The conventional drive spins up and down. That’s annoying when I’m actively working on something but manage not to hit the drive for like 5 minutes and then an application blocks while the drive wakes up. I suppose I could set it up so that it is always running. However, I micro-manage this with a custom bash script I wrote a long time ago which logs into the NAS and runs the “date” command every 2 minutes, appending the output to a file. As a bonus, it also prints data rate up/down stats every 5 seconds. The spinning file (“nas-main/zz-keep-spinning/keep-spinning.txt”) has never been cleared and has nearly a quarter million lines. I suppose that implies that it has kept the drive spinning for 1/2 million minutes which works out to around 347 total days. I should compare that against the drive’s SMART stats, if I can remember how. The earliest timestamp in the file is from March 2018, so I know the HC2 NAS has been in service at least that long.

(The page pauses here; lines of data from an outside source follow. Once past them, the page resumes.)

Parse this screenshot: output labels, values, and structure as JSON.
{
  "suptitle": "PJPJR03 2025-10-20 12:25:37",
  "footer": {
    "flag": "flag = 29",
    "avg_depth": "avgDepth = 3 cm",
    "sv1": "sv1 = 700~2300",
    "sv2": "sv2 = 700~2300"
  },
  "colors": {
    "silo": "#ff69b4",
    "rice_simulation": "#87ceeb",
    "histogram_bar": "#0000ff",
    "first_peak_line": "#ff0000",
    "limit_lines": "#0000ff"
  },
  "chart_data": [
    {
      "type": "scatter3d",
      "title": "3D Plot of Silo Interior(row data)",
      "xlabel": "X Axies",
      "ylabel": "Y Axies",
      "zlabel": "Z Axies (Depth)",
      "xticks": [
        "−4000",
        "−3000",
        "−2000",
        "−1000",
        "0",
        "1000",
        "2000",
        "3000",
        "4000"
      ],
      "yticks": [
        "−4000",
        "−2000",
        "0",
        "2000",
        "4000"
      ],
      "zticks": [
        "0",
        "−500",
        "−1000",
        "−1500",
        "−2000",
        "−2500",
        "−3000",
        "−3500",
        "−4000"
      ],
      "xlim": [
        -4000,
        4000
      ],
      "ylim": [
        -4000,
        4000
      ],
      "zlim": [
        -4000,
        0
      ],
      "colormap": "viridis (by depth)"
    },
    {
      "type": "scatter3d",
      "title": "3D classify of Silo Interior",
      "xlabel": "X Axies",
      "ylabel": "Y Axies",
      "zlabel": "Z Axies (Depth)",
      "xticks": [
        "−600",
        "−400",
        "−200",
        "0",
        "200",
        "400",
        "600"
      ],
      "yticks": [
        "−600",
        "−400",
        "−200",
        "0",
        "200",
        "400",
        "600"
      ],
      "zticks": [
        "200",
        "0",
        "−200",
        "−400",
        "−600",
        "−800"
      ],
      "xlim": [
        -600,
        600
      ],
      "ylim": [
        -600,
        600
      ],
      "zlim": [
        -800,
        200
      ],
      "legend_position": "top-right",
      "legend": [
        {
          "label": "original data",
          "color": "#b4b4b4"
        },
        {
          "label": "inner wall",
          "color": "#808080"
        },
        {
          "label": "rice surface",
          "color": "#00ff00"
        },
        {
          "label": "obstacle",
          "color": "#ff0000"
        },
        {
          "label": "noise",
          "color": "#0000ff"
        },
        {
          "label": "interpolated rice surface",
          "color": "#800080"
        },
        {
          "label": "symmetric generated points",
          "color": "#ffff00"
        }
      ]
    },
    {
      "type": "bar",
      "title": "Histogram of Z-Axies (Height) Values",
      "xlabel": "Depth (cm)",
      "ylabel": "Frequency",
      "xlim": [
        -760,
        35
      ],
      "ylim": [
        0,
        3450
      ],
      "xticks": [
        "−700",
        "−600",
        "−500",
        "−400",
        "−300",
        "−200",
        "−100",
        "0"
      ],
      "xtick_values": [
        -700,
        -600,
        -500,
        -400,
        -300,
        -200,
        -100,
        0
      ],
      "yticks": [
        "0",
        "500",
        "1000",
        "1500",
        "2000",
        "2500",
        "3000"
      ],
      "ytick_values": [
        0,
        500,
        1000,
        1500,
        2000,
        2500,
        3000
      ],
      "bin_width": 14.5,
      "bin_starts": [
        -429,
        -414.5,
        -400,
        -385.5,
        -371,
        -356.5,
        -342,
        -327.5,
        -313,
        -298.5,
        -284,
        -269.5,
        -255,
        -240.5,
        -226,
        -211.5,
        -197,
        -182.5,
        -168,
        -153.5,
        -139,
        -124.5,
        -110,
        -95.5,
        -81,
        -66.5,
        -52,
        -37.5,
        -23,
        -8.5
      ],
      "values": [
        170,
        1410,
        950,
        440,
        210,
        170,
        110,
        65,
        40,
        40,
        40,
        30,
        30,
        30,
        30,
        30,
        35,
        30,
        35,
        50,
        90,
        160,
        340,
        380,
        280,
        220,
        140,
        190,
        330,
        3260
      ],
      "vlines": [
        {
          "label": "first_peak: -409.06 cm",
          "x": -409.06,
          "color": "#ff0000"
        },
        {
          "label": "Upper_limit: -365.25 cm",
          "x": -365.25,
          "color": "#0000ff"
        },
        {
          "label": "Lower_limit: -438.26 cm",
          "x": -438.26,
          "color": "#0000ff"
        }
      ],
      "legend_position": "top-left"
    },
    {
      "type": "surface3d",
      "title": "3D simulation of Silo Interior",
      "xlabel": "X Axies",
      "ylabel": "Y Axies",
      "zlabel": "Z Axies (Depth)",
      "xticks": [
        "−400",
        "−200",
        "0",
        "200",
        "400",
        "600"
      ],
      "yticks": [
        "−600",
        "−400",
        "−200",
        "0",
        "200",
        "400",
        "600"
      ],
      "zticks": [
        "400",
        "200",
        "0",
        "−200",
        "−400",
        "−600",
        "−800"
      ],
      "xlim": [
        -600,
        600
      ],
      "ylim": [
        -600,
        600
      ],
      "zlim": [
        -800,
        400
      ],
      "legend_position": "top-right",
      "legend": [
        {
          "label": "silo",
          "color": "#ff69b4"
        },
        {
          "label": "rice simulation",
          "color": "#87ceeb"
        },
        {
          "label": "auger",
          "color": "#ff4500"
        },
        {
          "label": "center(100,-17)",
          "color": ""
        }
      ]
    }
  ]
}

For tasks, vintage cron still does everything I could need. In this case, that means reaching out to websites (like this one) and automatically backing up static files.
I also have to have a special script for starting up. Fortunately, I was able to bring this over from the HC2 and tweak it. The data disks (though not boot disk) are encrypted. Those need to be unlocked and only then is it safe for the Samba and Minio services to start up. So one script does all that heavy lifting in the rare case of a reboot (this is the type of system that’s well worth having on a reliable UPS).
Further Work
I need to figure out how to use the OLED display on the NAS, and how to make it show something more useful than the current time and date, which is what it does in its default configuration with HardKernel’s own Linux distro. With DietPi, it does nothing by default. I’m thinking it should be able to show the percent usage of each of the 2 drives, at a minimum.I also need to establish a more responsible backup regimen. I’m way too lazy about this. Fortunately, I reason that I can keep the original HC2 in service, repurposed to accept backups from the main NAS. Again, I’m sort of micro-managing this since a huge amount of data isn’t worth backing up (remember the whole DataHoarder bit), but the most important stuff will be shipped off.